The BRB affirmed that some of the work the Claimant performed on the land was not maritime (such as cleaning rocks or moving tools and equipment), but the BRB required Judge Dorsey to re-evaluate the evidence to determine the exact nature of the relationship between the Claimant’s work, his injuries, and the vessels involved to determine whether any of his injuries occurred on navigable waters. This re-examination was important, because if the Claimant was indeed injured working on navigable waters, it would not matter if he was a “maritime employee”; the very fact he was injured working on navigable waters would result in his injuries falling under the Longshore Act. Consequently, in April 2013 the BRB reversed the summary decision, and sent the case back to Judge Dorsey for further consideration of the evidence.

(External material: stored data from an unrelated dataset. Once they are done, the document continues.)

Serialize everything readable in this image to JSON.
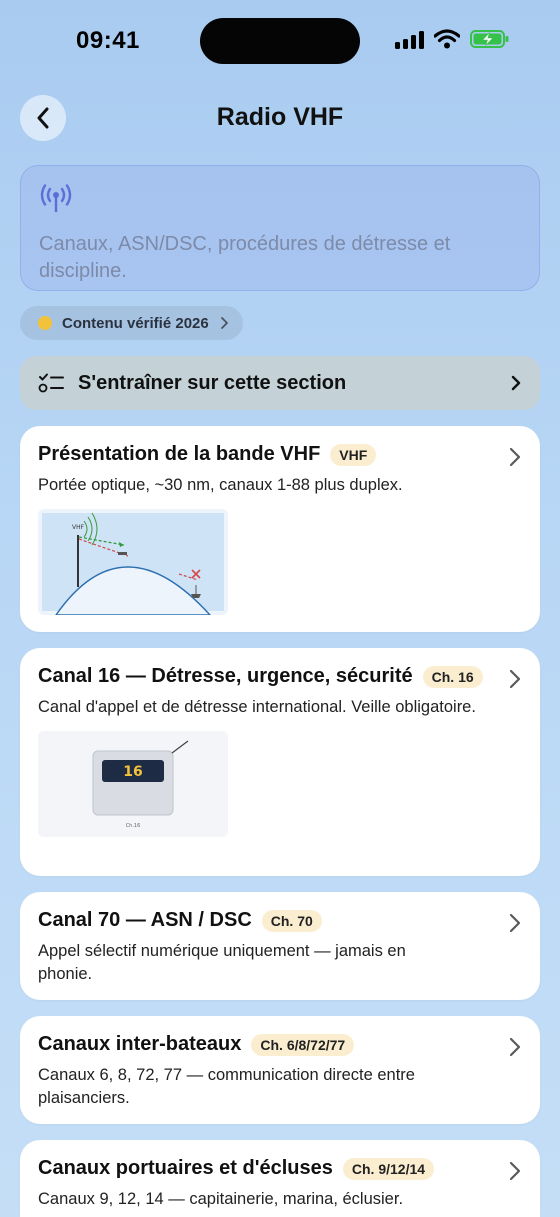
{
  "status": {
    "time": "09:41"
  },
  "nav": {
    "title": "Radio VHF"
  },
  "intro": {
    "icon": "antenna-radiowaves-icon",
    "text": "Canaux, ASN/DSC, procédures de détresse et discipline."
  },
  "verified": {
    "label": "Contenu vérifié 2026"
  },
  "train": {
    "label": "S'entraîner sur cette section"
  },
  "cards": [
    {
      "title": "Présentation de la bande VHF",
      "badge": "VHF",
      "desc": "Portée optique, ~30 nm, canaux 1-88 plus duplex.",
      "thumb": {
        "label": "VHF"
      }
    },
    {
      "title": "Canal 16 — Détresse, urgence, sécurité",
      "badge": "Ch. 16",
      "desc": "Canal d'appel et de détresse international. Veille obligatoire.",
      "thumb": {
        "display": "16",
        "caption": "Ch.16"
      }
    },
    {
      "title": "Canal 70 — ASN / DSC",
      "badge": "Ch. 70",
      "desc": "Appel sélectif numérique uniquement — jamais en phonie."
    },
    {
      "title": "Canaux inter-bateaux",
      "badge": "Ch. 6/8/72/77",
      "desc": "Canaux 6, 8, 72, 77 — communication directe entre plaisanciers."
    },
    {
      "title": "Canaux portuaires et d'écluses",
      "badge": "Ch. 9/12/14",
      "desc": "Canaux 9, 12, 14 — capitainerie, marina, éclusier."
    }
  ],
  "colors": {
    "accent": "#5b6fd6",
    "badge_bg": "#fbeed0",
    "verified_dot": "#f2c23b"
  }
}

Judge Dorsey reviewed the evidence again, and in May 2015 the Court found that the Claimant was indeed covered under the Longshore Act, and entitled to a follow-up medical evaluation for his respiratory symptoms. A very detailed examination of the evidence and the controlling case law led the Judge to find the Claimant was indeed injured while operating various watercrafts on behalf of the Employer during the oil clean-up, and therefore covered under the Longshore Act. The Employer/Carrier declined to appeal this decision.
What this case does show is (1) there is no statute of limitations on medical benefits for Longshore (and by extension, DBA) cases – even for injuries occurring almost 25 years ago; and (2) the length of time and litigation that may be necessary to get a favorable result (in this case, a follow-up visit to a doctor 25 years later).